TDP’nin önerisinde “bileşik faizin yasaklanması, faiz tahsilatına sınır getirilmesi ve faiz oranının azami haddinin belirlenmesi” olduğunu belirten Mamalı, bunların hayat bulması halinde, ülkedeki her türlü faiz sömürüsünün kendiliğinden yok olacağını, borçlanma işlemlerinin adil bir zemine oturacağını, borcunun azami miktarını bilen borçlunun ödeme kabiliyetinin artacağını ve soruna köklü bir çözüm bulunacağını iddia etti.
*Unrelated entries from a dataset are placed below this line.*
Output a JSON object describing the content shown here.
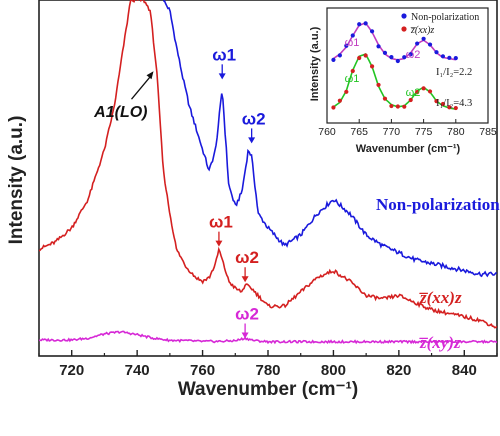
{
  "chart_data": [
    {
      "type": "line",
      "xlabel": "Wavenumber (cm⁻¹)",
      "ylabel": "Intensity (a.u.)",
      "xlim": [
        710,
        850
      ],
      "ylim": [
        0,
        1
      ],
      "x_ticks": [
        "720",
        "740",
        "760",
        "780",
        "800",
        "820",
        "840"
      ],
      "series": [
        {
          "name": "Non-polarization",
          "color": "#1a1adc",
          "x": [
            748,
            750,
            752,
            754,
            756,
            758,
            760,
            762,
            764,
            766,
            768,
            770,
            772,
            774,
            775,
            777,
            780,
            785,
            790,
            795,
            800,
            805,
            810,
            815,
            820,
            825,
            830,
            835,
            840,
            845,
            850
          ],
          "y": [
            1.0,
            0.97,
            0.87,
            0.78,
            0.7,
            0.64,
            0.58,
            0.52,
            0.58,
            0.75,
            0.48,
            0.42,
            0.46,
            0.58,
            0.56,
            0.4,
            0.36,
            0.31,
            0.34,
            0.4,
            0.44,
            0.4,
            0.34,
            0.31,
            0.29,
            0.27,
            0.26,
            0.25,
            0.24,
            0.23,
            0.23
          ]
        },
        {
          "name": "z̅(xx)z",
          "color": "#d42020",
          "x": [
            710,
            715,
            720,
            725,
            730,
            733,
            735,
            738,
            740,
            742,
            744,
            746,
            748,
            750,
            752,
            755,
            758,
            760,
            762,
            764,
            765,
            766,
            768,
            770,
            772,
            773,
            775,
            778,
            780,
            785,
            790,
            795,
            800,
            805,
            810,
            815,
            820,
            825,
            830,
            835,
            840,
            845,
            850
          ],
          "y": [
            0.3,
            0.32,
            0.36,
            0.44,
            0.58,
            0.7,
            0.82,
            1.0,
            1.0,
            1.0,
            0.97,
            0.8,
            0.52,
            0.4,
            0.3,
            0.25,
            0.22,
            0.21,
            0.22,
            0.26,
            0.3,
            0.27,
            0.21,
            0.19,
            0.18,
            0.2,
            0.19,
            0.16,
            0.14,
            0.14,
            0.18,
            0.22,
            0.24,
            0.21,
            0.17,
            0.16,
            0.17,
            0.15,
            0.13,
            0.12,
            0.11,
            0.1,
            0.08
          ]
        },
        {
          "name": "z̅(xy)z",
          "color": "#d628d6",
          "x": [
            710,
            720,
            725,
            730,
            735,
            740,
            745,
            750,
            755,
            760,
            765,
            770,
            773,
            776,
            780,
            790,
            800,
            810,
            820,
            830,
            840,
            850
          ],
          "y": [
            0.045,
            0.045,
            0.05,
            0.062,
            0.068,
            0.06,
            0.05,
            0.044,
            0.043,
            0.041,
            0.041,
            0.043,
            0.05,
            0.043,
            0.04,
            0.04,
            0.04,
            0.04,
            0.04,
            0.04,
            0.04,
            0.04
          ]
        }
      ],
      "annotations": [
        {
          "text": "A1(LO)",
          "x": 745,
          "y": 0.8
        },
        {
          "text": "ω1",
          "x": 766,
          "y": 0.78,
          "series": "Non-polarization"
        },
        {
          "text": "ω2",
          "x": 775,
          "y": 0.6,
          "series": "Non-polarization"
        },
        {
          "text": "ω1",
          "x": 765,
          "y": 0.31,
          "series": "z̅(xx)z"
        },
        {
          "text": "ω2",
          "x": 773,
          "y": 0.21,
          "series": "z̅(xx)z"
        },
        {
          "text": "ω2",
          "x": 773,
          "y": 0.052,
          "series": "z̅(xy)z"
        }
      ],
      "legend_placement": "inline-right"
    },
    {
      "type": "scatter",
      "placement": "top-right-inset",
      "xlabel": "Wavenumber (cm⁻¹)",
      "ylabel": "Intensity (a.u.)",
      "xlim": [
        760,
        785
      ],
      "ylim": [
        0,
        1
      ],
      "x_ticks": [
        "760",
        "765",
        "770",
        "775",
        "780",
        "785"
      ],
      "legend": [
        "Non-polarization",
        "z̅(xx)z"
      ],
      "annotations": [
        "I₁/I₂=2.2",
        "I₁/I₂=4.3",
        "ω1",
        "ω2"
      ],
      "series": [
        {
          "name": "Non-polarization",
          "color": "#1a1adc",
          "fit_color": "#c03cc0",
          "x": [
            761,
            762,
            763,
            764,
            765,
            766,
            767,
            768,
            769,
            770,
            771,
            772,
            773,
            774,
            775,
            776,
            777,
            778,
            779,
            780
          ],
          "y": [
            0.56,
            0.6,
            0.66,
            0.76,
            0.85,
            0.87,
            0.79,
            0.68,
            0.6,
            0.56,
            0.55,
            0.56,
            0.61,
            0.69,
            0.72,
            0.68,
            0.61,
            0.57,
            0.56,
            0.55
          ]
        },
        {
          "name": "z̅(xx)z",
          "color": "#d42020",
          "fit_color": "#22c422",
          "x": [
            761,
            762,
            763,
            764,
            765,
            766,
            767,
            768,
            769,
            770,
            771,
            772,
            773,
            774,
            775,
            776,
            777,
            778,
            779,
            780
          ],
          "y": [
            0.14,
            0.18,
            0.28,
            0.46,
            0.58,
            0.6,
            0.49,
            0.32,
            0.21,
            0.16,
            0.14,
            0.15,
            0.2,
            0.28,
            0.31,
            0.27,
            0.19,
            0.15,
            0.13,
            0.12
          ]
        }
      ]
    }
  ]
}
“TEFECİLİĞİ BİTİRMEYE NİYETLERİ YOK”

Maliye Bakanı Ersin Tatar’ın geçtiğimiz günlerde tefecilikle ilgili yeni bir yasa üzerinde çalıştıklarını ve meclise gönderdiklerini açıkladığını anımsatan Mamalı, Tatar’ın bahsettiği “Ödünç Para Veren Finans Şirketleri Yasa Tasarısı”’nın soruna çare olamayacağını savundu.

Çek iskontosu, yani çek kırma adı altında kredi veren finans şirketleri olduğu gibi bu işi yapan bankaların da olduğunu belirten Mamalı, “Hükümet madem ki bu işi yapan şirketleri kontrol etmek istemektedir, neden bankaları bu yasanın denetimi dışında bırakmıştır” diye sordu.
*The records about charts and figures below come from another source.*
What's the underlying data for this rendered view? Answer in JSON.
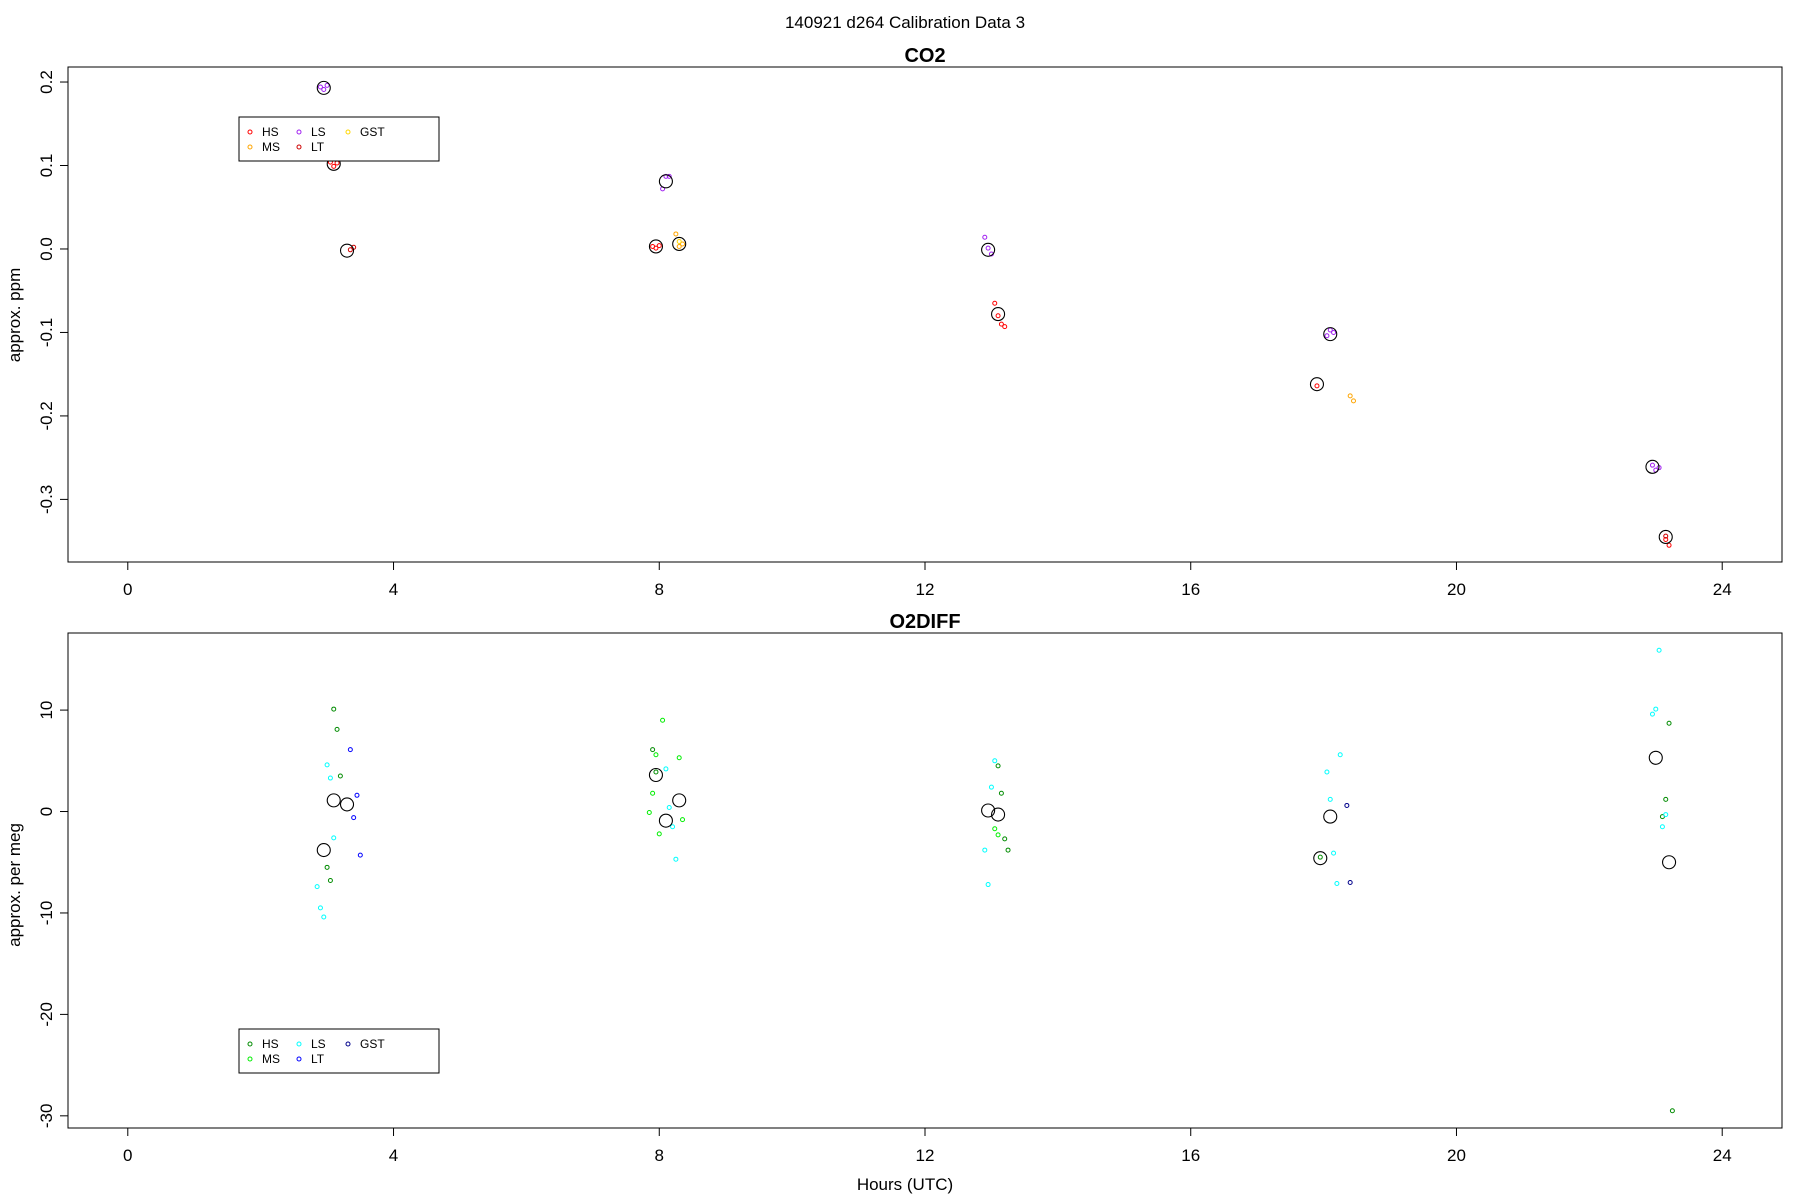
{
  "figure": {
    "main_title": "140921   d264   Calibration Data 3",
    "xlabel": "Hours (UTC)"
  },
  "chart_data": [
    {
      "type": "scatter",
      "title": "CO2",
      "xlabel": "",
      "ylabel": "approx. ppm",
      "xlim": [
        -0.9,
        24.9
      ],
      "ylim": [
        -0.375,
        0.218
      ],
      "xticks": [
        0,
        4,
        8,
        12,
        16,
        20,
        24
      ],
      "yticks": [
        -0.3,
        -0.2,
        -0.1,
        0.0,
        0.1,
        0.2
      ],
      "ytick_labels": [
        "-0.3",
        "-0.2",
        "-0.1",
        "0.0",
        "0.1",
        "0.2"
      ],
      "legend": {
        "placement": "top-left",
        "entries": [
          {
            "name": "HS",
            "color": "#ff0000"
          },
          {
            "name": "MS",
            "color": "#ffa500"
          },
          {
            "name": "LS",
            "color": "#a020f0"
          },
          {
            "name": "LT",
            "color": "#cd0000"
          },
          {
            "name": "GST",
            "color": "#ffd700"
          }
        ]
      },
      "series": [
        {
          "name": "HS",
          "color": "#ff0000",
          "points": [
            [
              3.05,
              0.104
            ],
            [
              3.1,
              0.099
            ],
            [
              3.15,
              0.103
            ],
            [
              7.9,
              0.003
            ],
            [
              7.95,
              0.001
            ],
            [
              8.0,
              0.004
            ],
            [
              13.05,
              -0.065
            ],
            [
              13.1,
              -0.08
            ],
            [
              13.15,
              -0.09
            ],
            [
              13.2,
              -0.093
            ],
            [
              17.9,
              -0.164
            ],
            [
              23.15,
              -0.348
            ],
            [
              23.2,
              -0.355
            ]
          ]
        },
        {
          "name": "MS",
          "color": "#ffa500",
          "points": [
            [
              8.25,
              0.018
            ],
            [
              8.3,
              0.003
            ],
            [
              8.35,
              0.006
            ],
            [
              18.4,
              -0.176
            ],
            [
              18.45,
              -0.182
            ]
          ]
        },
        {
          "name": "LS",
          "color": "#a020f0",
          "points": [
            [
              2.9,
              0.194
            ],
            [
              2.95,
              0.191
            ],
            [
              3.0,
              0.196
            ],
            [
              8.05,
              0.072
            ],
            [
              8.1,
              0.087
            ],
            [
              8.15,
              0.087
            ],
            [
              12.9,
              0.014
            ],
            [
              12.95,
              0.001
            ],
            [
              13.0,
              -0.006
            ],
            [
              18.05,
              -0.104
            ],
            [
              18.1,
              -0.097
            ],
            [
              18.15,
              -0.1
            ],
            [
              22.95,
              -0.259
            ],
            [
              23.0,
              -0.265
            ],
            [
              23.05,
              -0.262
            ]
          ]
        },
        {
          "name": "LT",
          "color": "#cd0000",
          "points": [
            [
              3.35,
              -0.001
            ],
            [
              3.4,
              0.002
            ],
            [
              23.15,
              -0.344
            ]
          ]
        },
        {
          "name": "GST",
          "color": "#ffd700",
          "points": [
            [
              8.3,
              0.009
            ]
          ]
        },
        {
          "name": "Mean",
          "color": "#000000",
          "marker": "large-open-circle",
          "points": [
            [
              2.95,
              0.193
            ],
            [
              3.1,
              0.102
            ],
            [
              3.3,
              -0.002
            ],
            [
              7.95,
              0.003
            ],
            [
              8.1,
              0.081
            ],
            [
              8.3,
              0.006
            ],
            [
              12.95,
              -0.001
            ],
            [
              13.1,
              -0.078
            ],
            [
              17.9,
              -0.162
            ],
            [
              18.1,
              -0.102
            ],
            [
              22.95,
              -0.261
            ],
            [
              23.15,
              -0.345
            ]
          ]
        }
      ]
    },
    {
      "type": "scatter",
      "title": "O2DIFF",
      "xlabel": "Hours (UTC)",
      "ylabel": "approx. per meg",
      "xlim": [
        -0.9,
        24.9
      ],
      "ylim": [
        -31.2,
        17.6
      ],
      "xticks": [
        0,
        4,
        8,
        12,
        16,
        20,
        24
      ],
      "yticks": [
        -30,
        -20,
        -10,
        0,
        10
      ],
      "ytick_labels": [
        "-30",
        "-20",
        "-10",
        "0",
        "10"
      ],
      "legend": {
        "placement": "bottom-left",
        "entries": [
          {
            "name": "HS",
            "color": "#008b00"
          },
          {
            "name": "MS",
            "color": "#00ee00"
          },
          {
            "name": "LS",
            "color": "#00ffff"
          },
          {
            "name": "LT",
            "color": "#0000ff"
          },
          {
            "name": "GST",
            "color": "#00008b"
          }
        ]
      },
      "series": [
        {
          "name": "HS",
          "color": "#008b00",
          "points": [
            [
              3.0,
              -5.5
            ],
            [
              3.05,
              -6.8
            ],
            [
              3.1,
              10.1
            ],
            [
              3.15,
              8.1
            ],
            [
              3.2,
              3.5
            ],
            [
              7.9,
              6.1
            ],
            [
              7.95,
              3.9
            ],
            [
              13.1,
              4.5
            ],
            [
              13.15,
              1.8
            ],
            [
              13.2,
              -2.7
            ],
            [
              13.25,
              -3.8
            ],
            [
              17.95,
              -4.5
            ],
            [
              23.1,
              -0.5
            ],
            [
              23.15,
              1.2
            ],
            [
              23.2,
              8.7
            ],
            [
              23.25,
              -29.5
            ]
          ]
        },
        {
          "name": "MS",
          "color": "#00ee00",
          "points": [
            [
              7.85,
              -0.1
            ],
            [
              7.9,
              1.8
            ],
            [
              7.95,
              5.6
            ],
            [
              8.0,
              -2.2
            ],
            [
              8.05,
              9.0
            ],
            [
              8.3,
              5.3
            ],
            [
              8.35,
              -0.8
            ],
            [
              13.05,
              -1.7
            ],
            [
              13.1,
              -2.3
            ]
          ]
        },
        {
          "name": "LS",
          "color": "#00ffff",
          "points": [
            [
              2.85,
              -7.4
            ],
            [
              2.9,
              -9.5
            ],
            [
              2.95,
              -10.4
            ],
            [
              3.0,
              4.6
            ],
            [
              3.05,
              3.3
            ],
            [
              3.1,
              -2.6
            ],
            [
              8.1,
              4.2
            ],
            [
              8.15,
              0.4
            ],
            [
              8.2,
              -1.5
            ],
            [
              8.25,
              -4.7
            ],
            [
              12.9,
              -3.8
            ],
            [
              12.95,
              -7.2
            ],
            [
              13.0,
              2.4
            ],
            [
              13.05,
              5.0
            ],
            [
              18.05,
              3.9
            ],
            [
              18.1,
              1.2
            ],
            [
              18.15,
              -4.1
            ],
            [
              18.2,
              -7.1
            ],
            [
              18.25,
              5.6
            ],
            [
              22.95,
              9.6
            ],
            [
              23.0,
              10.1
            ],
            [
              23.05,
              15.9
            ],
            [
              23.1,
              -1.5
            ],
            [
              23.15,
              -0.3
            ]
          ]
        },
        {
          "name": "LT",
          "color": "#0000ff",
          "points": [
            [
              3.35,
              6.1
            ],
            [
              3.4,
              -0.6
            ],
            [
              3.45,
              1.6
            ],
            [
              3.5,
              -4.3
            ]
          ]
        },
        {
          "name": "GST",
          "color": "#00008b",
          "points": [
            [
              18.35,
              0.6
            ],
            [
              18.4,
              -7.0
            ]
          ]
        },
        {
          "name": "Mean",
          "color": "#000000",
          "marker": "large-open-circle",
          "points": [
            [
              2.95,
              -3.8
            ],
            [
              3.1,
              1.1
            ],
            [
              3.3,
              0.7
            ],
            [
              7.95,
              3.6
            ],
            [
              8.1,
              -0.9
            ],
            [
              8.3,
              1.1
            ],
            [
              12.95,
              0.1
            ],
            [
              13.1,
              -0.3
            ],
            [
              17.95,
              -4.6
            ],
            [
              18.1,
              -0.5
            ],
            [
              23.0,
              5.3
            ],
            [
              23.2,
              -5.0
            ]
          ]
        }
      ]
    }
  ]
}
Mamalı, “Yasa tasarısıyla birlikte hükümetin gerçek niyetinin, bankalar lehine tekelcilik yaratmak ve yabancı sermayeyi bu hususta egemen kılmak olduğu ortaya çıkmıştır” ifadelerini kullandı.

“YERLİ ŞİRKETLERİMİZ TİCARİ HAYATTAN SİLİNEBİLİR”
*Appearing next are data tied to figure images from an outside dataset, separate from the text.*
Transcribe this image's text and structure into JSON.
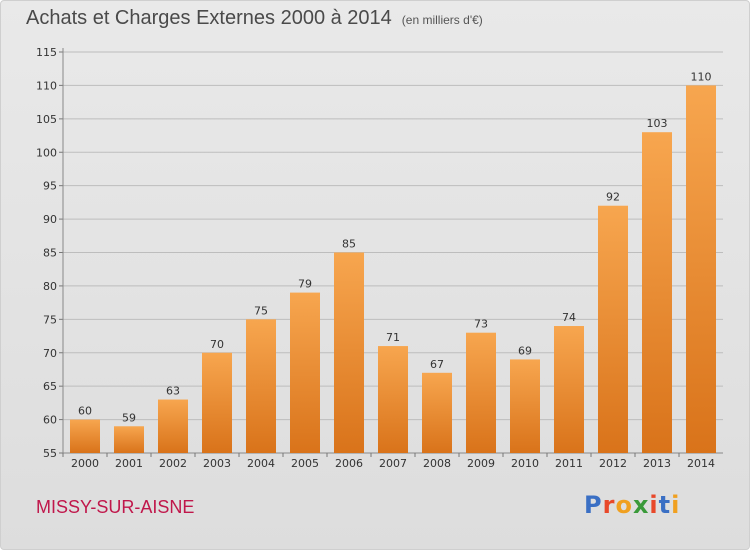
{
  "header": {
    "title": "Achats et Charges Externes 2000 à 2014",
    "subtitle": "(en milliers d'€)"
  },
  "footer": {
    "place": "MISSY-SUR-AISNE",
    "logo": {
      "text": "Proxiti",
      "colors": [
        "#3a6fc4",
        "#e8482a",
        "#f0a020",
        "#3a9a3a",
        "#e8482a",
        "#3a6fc4",
        "#f0a020"
      ]
    }
  },
  "colors": {
    "bar_light": "#f7a64f",
    "bar_dark": "#d9731a",
    "grid": "#bdbdbd"
  },
  "chart_data": {
    "type": "bar",
    "title": "Achats et Charges Externes 2000 à 2014",
    "subtitle": "(en milliers d'€)",
    "categories": [
      "2000",
      "2001",
      "2002",
      "2003",
      "2004",
      "2005",
      "2006",
      "2007",
      "2008",
      "2009",
      "2010",
      "2011",
      "2012",
      "2013",
      "2014"
    ],
    "values": [
      60,
      59,
      63,
      70,
      75,
      79,
      85,
      71,
      67,
      73,
      69,
      74,
      92,
      103,
      110
    ],
    "ylim": [
      55,
      115
    ],
    "yticks": [
      55,
      60,
      65,
      70,
      75,
      80,
      85,
      90,
      95,
      100,
      105,
      110,
      115
    ],
    "grid": true,
    "xlabel": "",
    "ylabel": ""
  }
}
Tasarı’nın ayrıca, yabancı finans şirketlerine, Kuzey Kıbrıs’ta rahat şube açma  ve serbestçe faaliyette bulunma hakkı verdiğini da belirten Mamalı, “Küresel sermaye şirketlerinin adamıza yerleşmesi halinde yerli şirketlerimizin onlarla rekabet etme gücü olamayacağı için ticari hayattan silinmeleri sözkonusu olacaktır. Bu da yabancı tekelleşmenin önünü açacak ve halkımızın daha  büyük şirketlerce sömürülmesine imkan yaratılacaktır” dedi.

“DOLANDIRCILIĞA ZEMİN”

Bu tasarının yasalaşması halinde yeni tür çek dolandırıcılığına zemin yaratılacağı uyarısında da bulunan Mamalı, “Bu tasarıda elinde çek ile gelerek kredi isteyen kişinin finans şirketiyle sözleşme yapma zorunluluğu olacaktır. Ancak bu sözleşmede çek sahibi yer almayacak ve bu borçlanmadan ötürü hukuken sorumluluğu bulunmayacaktır. Kötü niyetli çek keşidecileri bu hukuki sorumsuzluk nedeniyle piyon kullanarak finans şirketlerini rahatlıkla dolandırabilecektir. Ancak bankalara yönelik böyle bir zorunluluk getirilmediği için onlar bu tür mağduriyetelere karşı koruma altına alınmıştır” dedi.